Maria Lvova-Belova a été sanctionnée par l'Union européenne dans le cadre du septième train de sanctions adopté en juillet 2022. Je considère que le train de sanctions adopté par l'Union européenne devra être élargi afin de viser l'ensemble des responsables du « système » de déportation d'enfants et de civils.

J'appelle également les États membres du Conseil de l'Europe et l'Union européenne à mettre en oeuvre tous les moyens techniques et humains à leur disposition, en coopération avec les autorités ukrainiennes, pour documenter et recenser tous les cas de transferts forcés et de déportation d'enfants. Ce génocide, ces crimes ne peuvent pas, ne doivent pas, rester impunis.

Mais l'objectif ultime, au-delà du jugement de ces criminels de guerre, c'est bien le retour des enfants déportés dans leur pays, en Ukraine, afin qu'ils puissent demain y construire leur avenir et participer au développement de leur pays et au rayonnement de la culture dont on essaie de les priver. Ce sera certainement un combat long et difficile mais notre détermination doit être sans faille.

Je vous remercie.

3. Intervention de M. Jacques Le Nay

Discours non-prononcé mais intégré au compte rendu officiel

Monsieur le Président,

Mes chers collègues,

Je félicite notre collègue Paulo Pisco pour son rapport qui dénonce avec fermeté les déportations et transferts forcés d'enfants ukrainiens vers la Fédération de Russie ou les territoires ukrainiens temporairement occupés.

Je condamne vivement ces déportations massives faites au mépris du droit international et des conventions que la Fédération de Russie a pourtant signées.

Ces déportations, parce qu'elles touchent aux personnes les plus vulnérables, doivent tous nous préoccuper. Ainsi, le Sénat français a adopté une résolution pour condamner les actions de la Fédération de Russie et un débat aura lieu en séance publique début mai. Notre Assemblée et les Parlements des États membres de notre Organisation doivent également faire de même pour que la réprobation soit unanime.

À ce jour, le gouvernement ukrainien indique avoir recueilli des informations faisant état de plus de 19 000 enfants classés comme déportés par la fédération de Russie. Cette politique a pour objectif de saper l'identité ukrainienne en s'attaquant à ses enfants. Une fois en Russie, ceux-ci sont placés dans des familles d'accueil ou des orphelinats où on leur interdit de parler ukrainien ou de manifester un quelconque signe d'appartenance à la culture ukrainienne.

La volonté de la fédération de Russie d'utiliser ces enfants dans le but de détruire l'identité ukrainienne est parfaitement documentée. Les travaux des ONG telles que Human Rights Watch illustrent ce que la Convention de 1948 qualifie de génocide. Prenant pour prétexte de leur fournir une assistance médicale, les enfants arrêtés dans les zones occupées sont envoyés en Russie. Le Premier ministre de la Fédération de Russie a ouvertement appelé à augmenter le nombre des enfants transférés en Russie, ce qui manifeste l'implication au plus haut niveau des autorités russes dans ce processus.

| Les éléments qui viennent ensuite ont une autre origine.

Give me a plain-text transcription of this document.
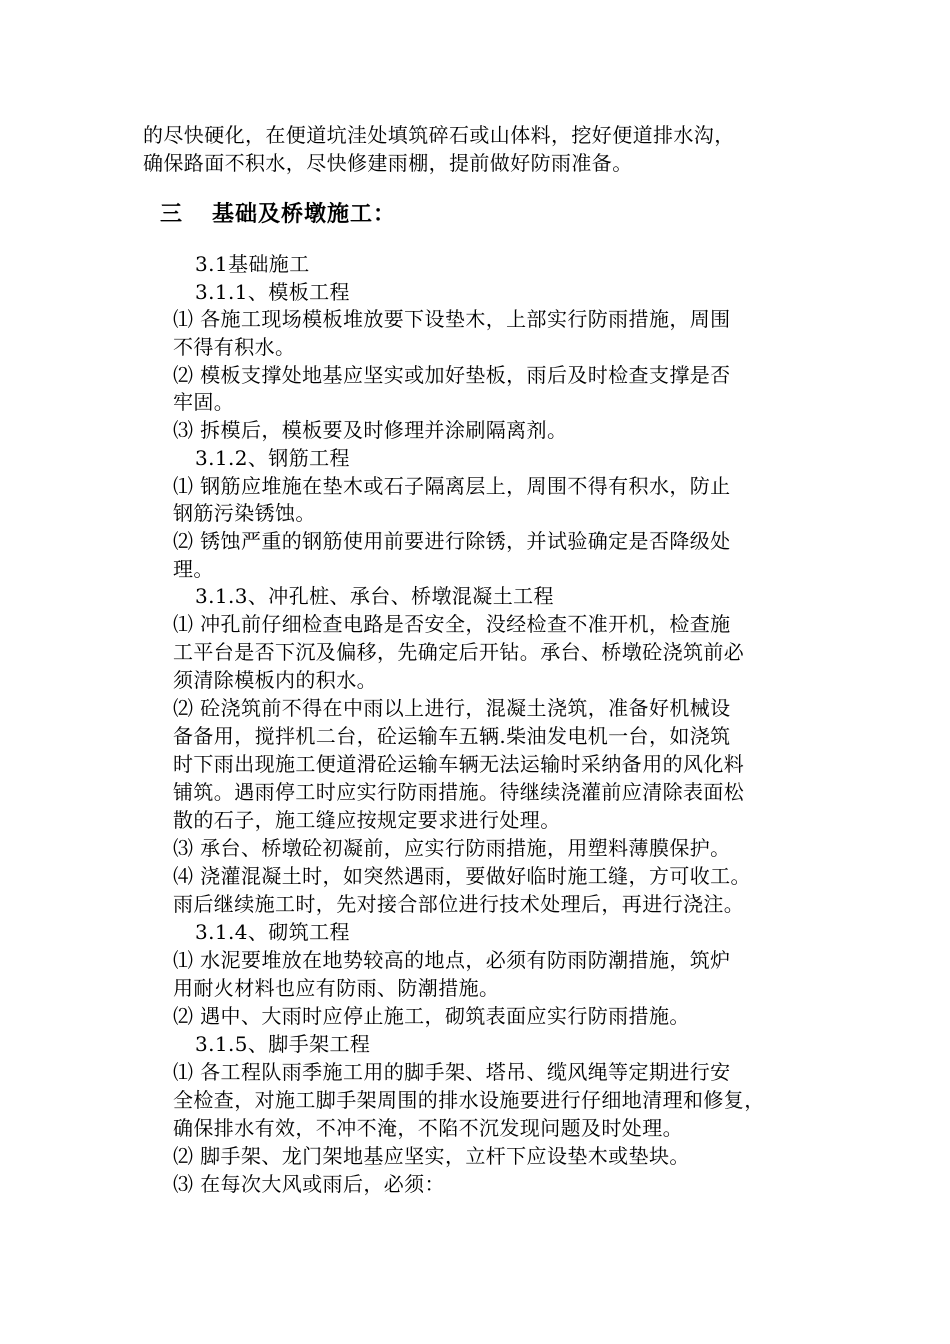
的尽快硬化，在便道坑洼处填筑碎石或山体料，挖好便道排水沟，
确保路面不积水，尽快修建雨棚，提前做好防雨准备。
三 基础及桥墩施工：
3.1基础施工
3.1.1、模板工程
⑴ 各施工现场模板堆放要下设垫木，上部实行防雨措施，周围
不得有积水。
⑵ 模板支撑处地基应坚实或加好垫板，雨后及时检查支撑是否
牢固。
⑶ 拆模后，模板要及时修理并涂刷隔离剂。
3.1.2、钢筋工程
⑴ 钢筋应堆施在垫木或石子隔离层上，周围不得有积水，防止
钢筋污染锈蚀。
⑵ 锈蚀严重的钢筋使用前要进行除锈，并试验确定是否降级处
理。
3.1.3、冲孔桩、承台、桥墩混凝土工程
⑴ 冲孔前仔细检查电路是否安全，没经检查不准开机，检查施
工平台是否下沉及偏移，先确定后开钻。承台、桥墩砼浇筑前必
须清除模板内的积水。
⑵ 砼浇筑前不得在中雨以上进行，混凝土浇筑，准备好机械设
备备用，搅拌机二台，砼运输车五辆.柴油发电机一台，如浇筑
时下雨出现施工便道滑砼运输车辆无法运输时采纳备用的风化料
铺筑。遇雨停工时应实行防雨措施。待继续浇灌前应清除表面松
散的石子，施工缝应按规定要求进行处理。
⑶ 承台、桥墩砼初凝前，应实行防雨措施，用塑料薄膜保护。
⑷ 浇灌混凝土时，如突然遇雨，要做好临时施工缝，方可收工。
雨后继续施工时，先对接合部位进行技术处理后，再进行浇注。
3.1.4、砌筑工程
⑴ 水泥要堆放在地势较高的地点，必须有防雨防潮措施，筑炉
用耐火材料也应有防雨、防潮措施。
⑵ 遇中、大雨时应停止施工，砌筑表面应实行防雨措施。
3.1.5、脚手架工程
⑴ 各工程队雨季施工用的脚手架、塔吊、缆风绳等定期进行安
全检查，对施工脚手架周围的排水设施要进行仔细地清理和修复，
确保排水有效，不冲不淹，不陷不沉发现问题及时处理。
⑵ 脚手架、龙门架地基应坚实，立杆下应设垫木或垫块。
⑶ 在每次大风或雨后，必须：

Face à cette situation, le Conseil de l'Europe doit jouer un rôle dans l'établissement des responsabilités, notamment au travers de la création d'un registre international des dommages permettant de consigner, sous forme documentaire, les preuves de ces déportations et transferts. Il doit également soutenir les autorités ukrainiennes pour mettre en place un mécanisme rapide permettant d'identifier, de localiser et de rapatrier les enfants victimes de ces transferts forcés. Enfin, la situation des enfants ukrainiens devra faire l'objet d'une attention particulière lors du sommet de Reykjavik.

Par ailleurs, je souhaite que la coopération avec l'Union européenne sur ce sujet soit renforcée. Ainsi, le Conseil de l'Europe pourrait apporter son concours à l'Agence de l'Union européenne pour la coopération judiciaire en matière pénale et à l'équipe commune d'enquête sur les crimes internationaux présumés en Ukraine.

Mes chers collègues, je voterai donc sans réserve ce projet de résolution.